Nvidia has climbed the mountain and is now the most valuable company in the world

Jake Lerch (Nvidia): With a 226% increase in the last 12 months, Nvidia’s recent rise will go down in history. The company recently surpassed microsoft become the most valuable company in the world, with a market capitalization that exceeds $3.4 trillion.

For many investors, however, the question is whether Nvidia’s rally can continue. Can a stock that has already risen more than 10 times in less than two years In fact be a elegant long-term investment?

To answer this question, you have to dig into the numbers, and they are surprising.

Let’s start with Nvidia’s revenue. The company’s trailing-12-month sales more than tripled, from a low of $26 billion to nearly $80 billion. What’s more, revenue estimates continue to skyrocket. For Nvidia’s current fiscal year (ending January 28, 2025), analysts predict $120 billion; Sales estimates rise to $160 billion the following year. In summary, Wall Street expects the company’s total sales in 2026 to be approximately 6 times larger. is Total 2022.

So despite the company’s impressive revenue and lofty estimates of its future revenue, Nvidia stock is still ahead of the numbers. This is easy to see if you look at the stock’s forward price-to-sales (P/S) ratio, which is near its all-time high of 46x.

NVDA PS Ratio ChartNVDA PS Ratio Chart

NVDA PS Ratio Chart

However, while the stock’s high valuation is notable, that doesn’t mean Nvidia isn’t a great long-term investment.
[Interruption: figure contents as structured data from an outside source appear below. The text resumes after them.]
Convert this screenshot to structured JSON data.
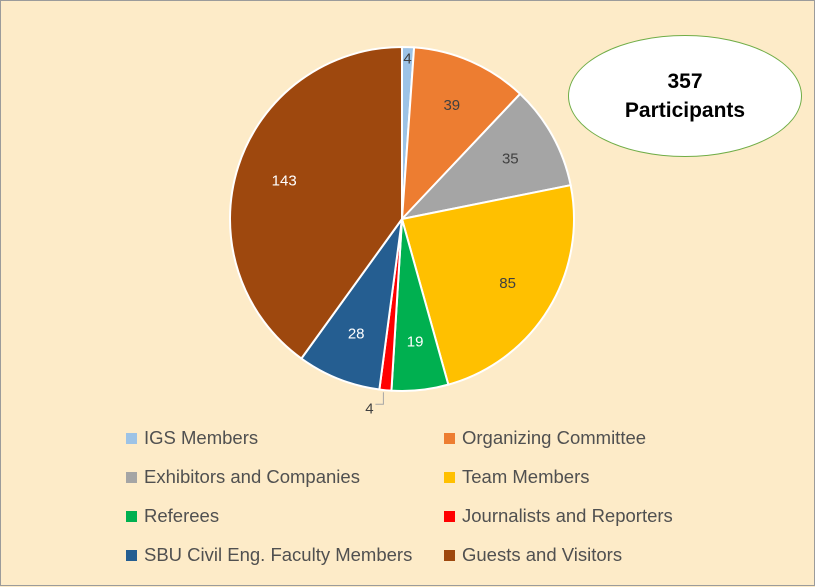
{
  "chart_data": {
    "type": "pie",
    "categories": [
      "IGS Members",
      "Organizing Committee",
      "Exhibitors and Companies",
      "Team Members",
      "Referees",
      "Journalists and Reporters",
      "SBU Civil Eng. Faculty Members",
      "Guests and Visitors"
    ],
    "values": [
      4,
      39,
      35,
      85,
      19,
      4,
      28,
      143
    ],
    "data_labels": [
      "4",
      "39",
      "35",
      "85",
      "19",
      "4",
      "28",
      "143"
    ],
    "colors": [
      "#9DC3E6",
      "#ED7D31",
      "#A5A5A5",
      "#FFC000",
      "#00B050",
      "#FF0000",
      "#255E91",
      "#9E480E"
    ],
    "label_colors": [
      "#404040",
      "#404040",
      "#404040",
      "#404040",
      "#FFFFFF",
      "#404040",
      "#FFFFFF",
      "#FFFFFF"
    ],
    "start_angle": "12 o'clock, clockwise",
    "legend_position": "bottom",
    "background": "#FDEBC8"
  },
  "callout": {
    "number": "357",
    "label": "Participants"
  }
}
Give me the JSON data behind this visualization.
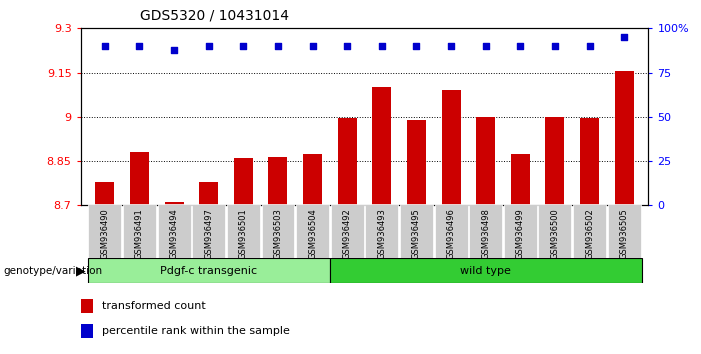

Remember, the reason the company’s sales are increasing is because Nvidia’s products are hills Wanted hardware worldwide. They are helping to shape cutting-edge technology. that is driving the AI ​​revolution.

If you think AI is The technology which will dominate the next 10 to 20 years, investing in Nvidia today, even with its high valuation, still makes sense.

Should you invest $1,000 in Nvidia right now?

Before you buy Nvidia stock, consider this:

He Varied and Dumb Stock Advisor The analyst team has just identified what they believe are the 10 best stocks for investors to buy now… and Nvidia was not one of them. The 10 stocks that made the cut could produce monster returns in the coming years.

Consider when NVIDIA made this list on April 15, 2005… if you invested $1,000 at the time of our recommendation, you would have $775,568!*

Stock Advisor provides investors with an easy-to-follow success plan, including guidance on how to build a portfolio, regular analyst updates, and two new stock picks each month. He Stock Advisor the service has more than quadrupled the return of the S&P 500 since 2002*.

See the 10 actions »

*Stock Advisor returns from June 10, 2024

John Mackey, former CEO of Whole Foods Market, an Amazon subsidiary, is a member of The Motley Fool’s board of directors. Jake Lerch has positions at Amazon, CrowdStrike, and Nvidia. Justin Pope has no position in any of the stocks mentioned. Will Healy has positions at CrowdStrike. The Motley Fool ranks and recommends Amazon, CrowdStrike, Microsoft, and Nvidia. The Motley Fool recommends the following options: long January 2026 $395 calls on Microsoft and short January 2026 $405 calls on Microsoft. The Motley Fool has a disclosure policy.